Why parts of Prime Hook National Wildlife Refuge are being set on fire
About 9% of Prime Hook National Refuge will be on fire at some point over the next week or so.
Almost 900 acres of the more than 10,000-acre refuge, east of Milton, will undergo a prescribed burn as part of the refuge's habitat management plan. The fire will rid the land and waterways of invasive plant species while improving them for native species.
The U.S. Fish & Wildlife Service-managed refuge will remain open to the public during the burns, though some areas may be inaccessible. Only about 40% of the refuge is open to the public normally.

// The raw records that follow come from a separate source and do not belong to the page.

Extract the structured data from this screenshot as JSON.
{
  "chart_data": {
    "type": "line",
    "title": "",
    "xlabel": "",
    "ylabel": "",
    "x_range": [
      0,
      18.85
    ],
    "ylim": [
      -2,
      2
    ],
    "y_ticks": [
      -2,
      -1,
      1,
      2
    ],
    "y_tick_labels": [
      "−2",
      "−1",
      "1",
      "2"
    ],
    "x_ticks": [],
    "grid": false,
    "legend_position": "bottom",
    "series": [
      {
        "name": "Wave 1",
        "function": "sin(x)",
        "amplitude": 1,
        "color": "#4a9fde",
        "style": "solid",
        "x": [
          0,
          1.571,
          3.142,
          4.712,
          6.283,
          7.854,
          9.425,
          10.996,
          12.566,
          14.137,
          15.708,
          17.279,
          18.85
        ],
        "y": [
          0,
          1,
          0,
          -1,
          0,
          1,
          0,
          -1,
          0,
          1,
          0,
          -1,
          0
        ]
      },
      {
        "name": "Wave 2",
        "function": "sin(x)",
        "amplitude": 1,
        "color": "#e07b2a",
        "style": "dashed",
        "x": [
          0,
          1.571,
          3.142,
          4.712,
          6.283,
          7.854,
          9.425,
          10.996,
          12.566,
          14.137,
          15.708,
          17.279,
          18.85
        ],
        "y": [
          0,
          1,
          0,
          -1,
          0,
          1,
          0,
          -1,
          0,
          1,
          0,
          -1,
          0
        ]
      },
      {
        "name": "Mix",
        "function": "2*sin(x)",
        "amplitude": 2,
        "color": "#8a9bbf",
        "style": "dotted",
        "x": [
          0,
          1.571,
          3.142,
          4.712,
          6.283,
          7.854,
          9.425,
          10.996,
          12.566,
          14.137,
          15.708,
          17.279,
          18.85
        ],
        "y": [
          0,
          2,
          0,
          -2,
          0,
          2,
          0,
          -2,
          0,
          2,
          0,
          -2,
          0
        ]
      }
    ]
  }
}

A marshy area north of refuge headquarters was burned on Monday. The grassy areas surrounding headquarters, on Turkle Pond Road, are next. The burns depend heavily on weather conditions, including rain and wind.

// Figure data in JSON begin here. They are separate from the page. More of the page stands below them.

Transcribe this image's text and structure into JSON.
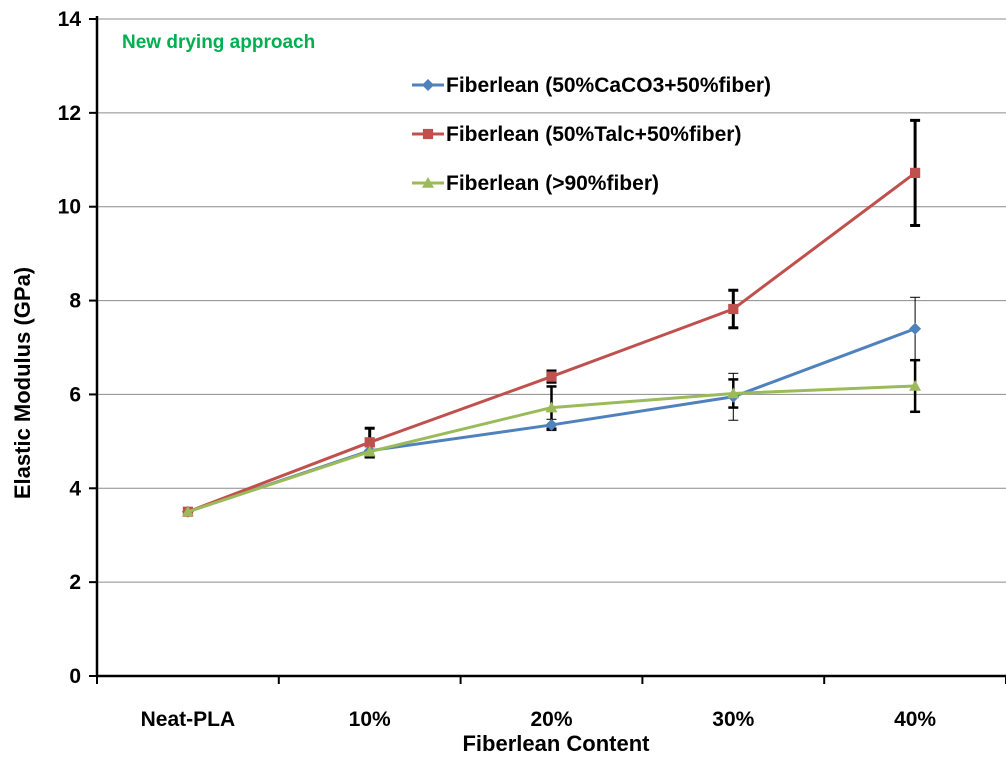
{
  "chart_data": {
    "type": "line",
    "title": "",
    "xlabel": "Fiberlean Content",
    "ylabel": "Elastic Modulus (GPa)",
    "categories": [
      "Neat-PLA",
      "10%",
      "20%",
      "30%",
      "40%"
    ],
    "ylim": [
      0,
      14
    ],
    "yticks": [
      0,
      2,
      4,
      6,
      8,
      10,
      12,
      14
    ],
    "grid": "horizontal",
    "legend_position": "top-right",
    "annotation": {
      "text": "New drying approach",
      "color": "#00B050"
    },
    "series": [
      {
        "name": "Fiberlean (50%CaCO3+50%fiber)",
        "color": "#4F81BD",
        "marker": "diamond",
        "values": [
          3.5,
          4.8,
          5.35,
          5.95,
          7.4
        ],
        "errors": [
          0,
          0.15,
          0.12,
          0.5,
          0.67
        ]
      },
      {
        "name": "Fiberlean (50%Talc+50%fiber)",
        "color": "#C0504D",
        "marker": "square",
        "values": [
          3.5,
          4.98,
          6.38,
          7.82,
          10.72
        ],
        "errors": [
          0,
          0.3,
          0.12,
          0.4,
          1.12
        ]
      },
      {
        "name": "Fiberlean (>90%fiber)",
        "color": "#9BBB59",
        "marker": "triangle",
        "values": [
          3.5,
          4.78,
          5.72,
          6.02,
          6.18
        ],
        "errors": [
          0,
          0.12,
          0.45,
          0.3,
          0.55
        ]
      }
    ]
  }
}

Prescribed burns, when conducted every three to five years, help reduce the buildup of dead vegetation, aid other herbaceous plants in competing with grasses and increase nutrient availability, according to officials. They also help keep invasive or undesirable plants, such as phragmites, Johnson grass and fescue under control.
According to refuge manager Arthur Coppola, species that will benefit from the burns include bobwhite quail, songbirds such as field sparrows, indigo buntings and eastern meadowlarks, and raptors such as American kestrels and northern harriers.